My Name, Your Money

Famous faces may endorse alternative financial products, but it doesn’t cover up the fact that consumers have better options.

 
Aaron Pugh

 

I never thought I’d say this ... but we need to talk about Justin Bieber. Or, more specifically, Justin Bieber prepaid cards. By partnering with BillMyParents, the popular singer has joined the ranks of celebrities who help sell third-party financial services to specific consumer segments such as the unbanked, the young, and the elderly.

Prepaid cards seems to be the largest channel for celebrity endorsement, drawing big names like Suze Orman, Hillary Duff, Usher, George Lopez, and Magic Johnson. Perhaps the most notorious of these, as highlighted by my colleague Rebecca Wessler, was the fee-ridden Kardashian Kard.

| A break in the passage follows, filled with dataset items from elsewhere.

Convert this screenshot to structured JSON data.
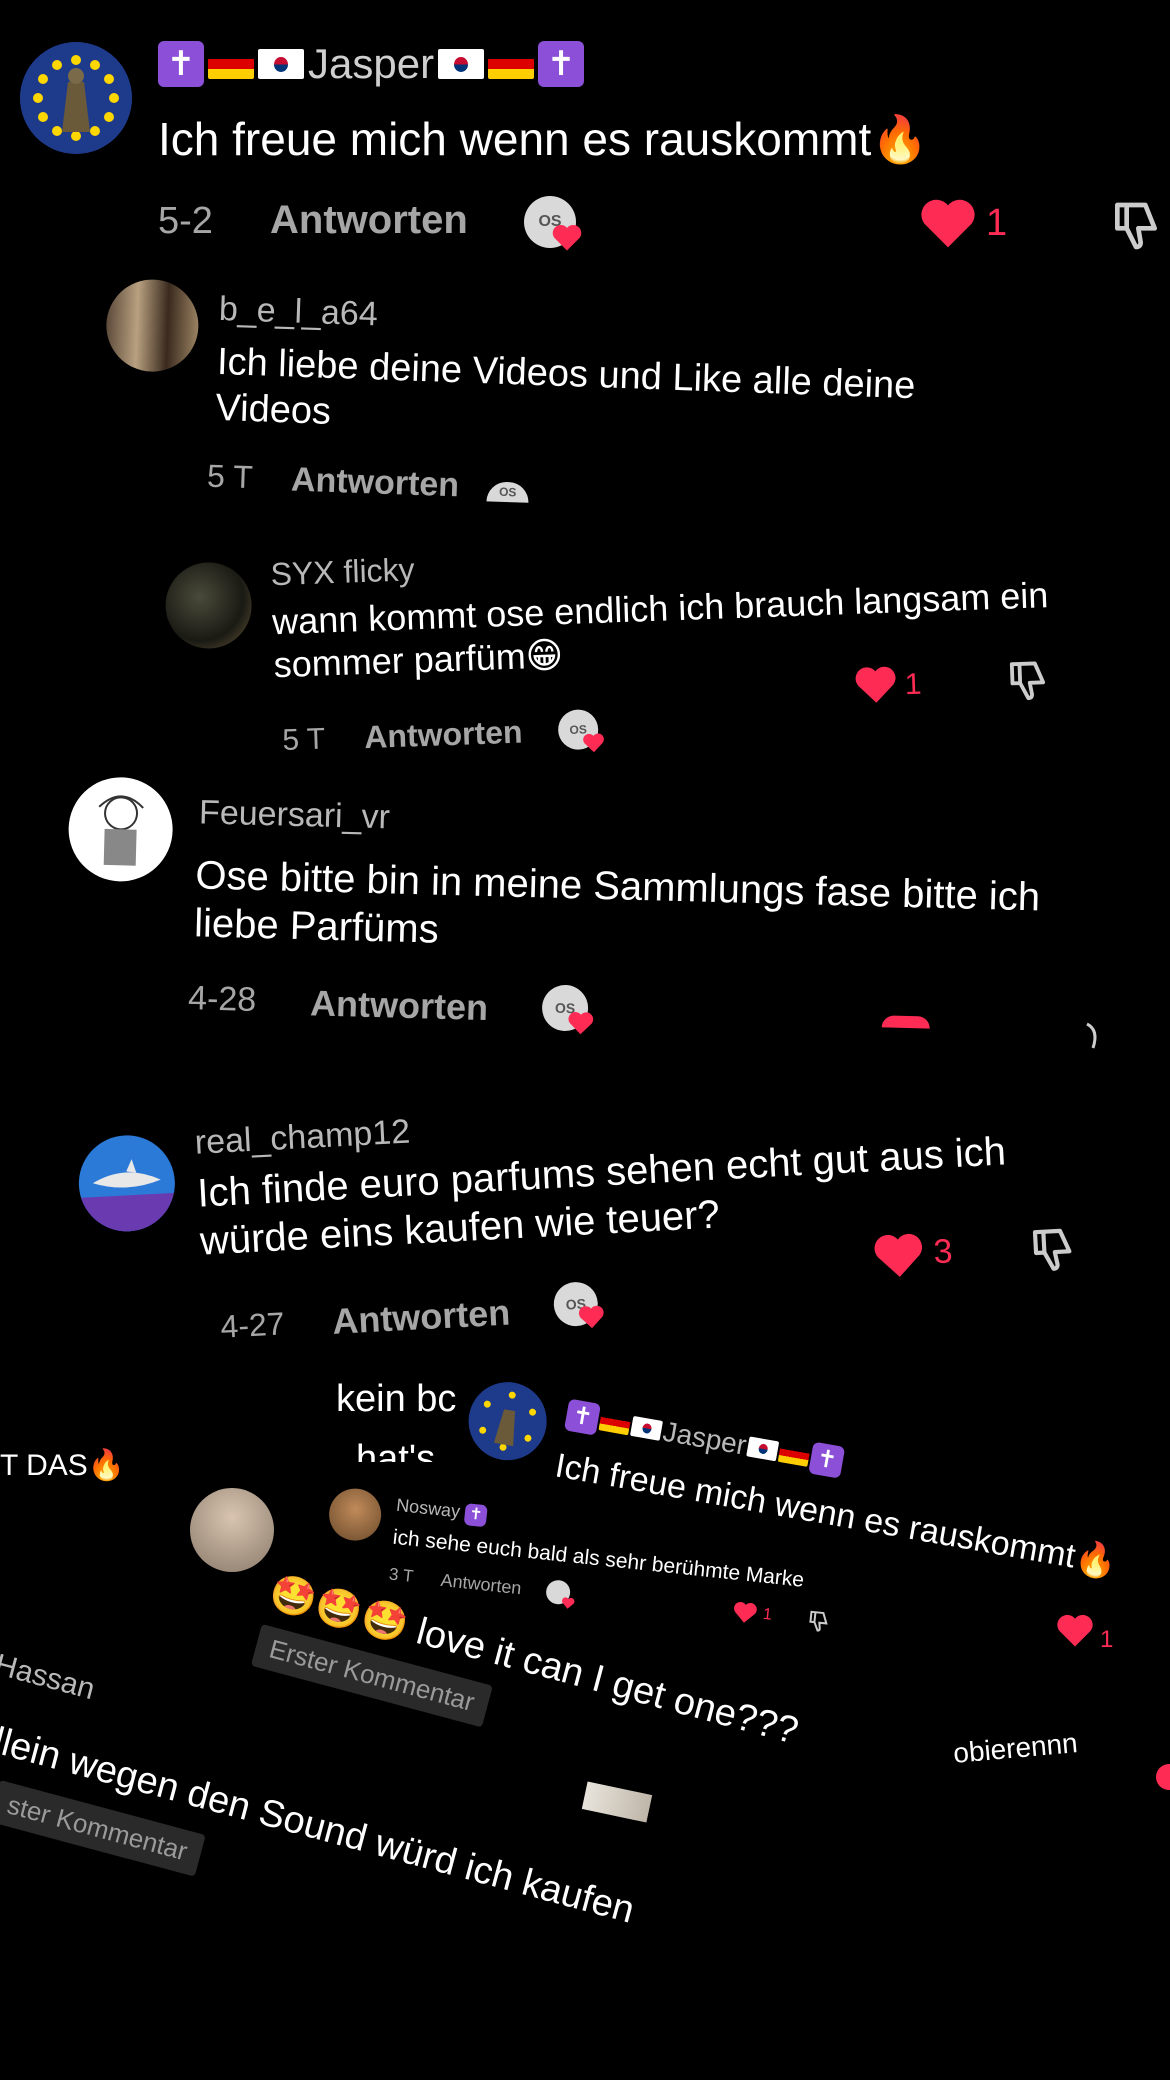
{
  "c1": {
    "name": "Jasper",
    "text": "Ich freue mich wenn es rauskommt",
    "date": "5-2",
    "reply": "Antworten",
    "likes": "1",
    "creator_like": "OS"
  },
  "c2": {
    "name": "b_e_l_a64",
    "text": "Ich liebe deine Videos und Like alle deine Videos",
    "date": "5 T",
    "reply": "Antworten",
    "creator_like": "OS"
  },
  "c3": {
    "name": "SYX flicky",
    "text": "wann kommt ose endlich ich brauch langsam ein sommer parfüm😁",
    "date": "5 T",
    "reply": "Antworten",
    "likes": "1",
    "creator_like": "OS"
  },
  "c4": {
    "name": "Feuersari_vr",
    "text": "Ose bitte bin in meine Sammlungs fase bitte ich liebe Parfüms",
    "date": "4-28",
    "reply": "Antworten",
    "creator_like": "OS"
  },
  "c5": {
    "name": "real_champ12",
    "text": "Ich finde euro parfums sehen echt gut aus ich würde eins kaufen wie teuer?",
    "date": "4-27",
    "reply": "Antworten",
    "likes": "3",
    "creator_like": "OS"
  },
  "collage": {
    "frag_kein": "kein bc",
    "frag_thats": "hat's",
    "frag_das": "T DAS",
    "jasper2_name": "Jasper",
    "jasper2_text": "Ich freue mich wenn es rauskommt",
    "jasper2_likes": "1",
    "nosway_name": "Nosway",
    "nosway_text": "ich sehe euch bald als sehr berühmte Marke",
    "nosway_date": "3 T",
    "nosway_reply": "Antworten",
    "nosway_likes": "1",
    "love_text": "love it can I get one???",
    "first_comment": "Erster Kommentar",
    "hassan": "Hassan",
    "sound_text": "llein wegen den Sound würd ich kaufen",
    "first_comment2": "ster Kommentar",
    "probieren": "obierennn"
  },
  "icons": {
    "heart_color": "#fe2c55",
    "cross": "✝"
  }
}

But the trend doesn’t stop at prepaid. Montel Williams currently endorses the payday lending network Money Mutual, and Fred Thompson and Henry Winkler pitch reverse mortgages which — if taken too early in life or received via a large lump sum payment — can hurt retirees more than they help them.

It’s no wonder these endorsements have seen such proliferation in the for-profit market. Anita Elbersem, an associate professor at Harvard Business School, and Jeroen Verleuni, a Barclays Capital analyst, found that consumer brands promoted by celebrities experienced an average 4% jump in sales within six months. Some even see spikes of up to 20%.

While many prepaid and alternative products are fee heavy, not all are considered predatory. And some like BillMyParents — which lets parents load funds on the card and notifies them of their teen's spending activity — do deliver on the promise of user control and of being a learning tool for young borrowers, in exchange for the extra cost.

If these companies are selling a face, credit unions looking to compete must focus on selling an idea. That is, that everyone deserves lower interest rates, fewer fees, and solutions that help eliminate short-term loan dependency, not accelerate it.

Several institutions have demonstrated that it is possible to serve these alternative markets safely, without charging users an arm and a leg (Hint: It’s a tad easier if you don’t have Lady Gaga or Pitbull on the payroll).

Financial marketing should be about more than a celebrity name — it should be about a community, the unique people in it, and the financial institutions that responsibly serve it. And if you find your products do need an extra boost of awareness to compete, remember that local heroes can be extremely influential in your specific community and are available for a fraction of the cost of a national icon.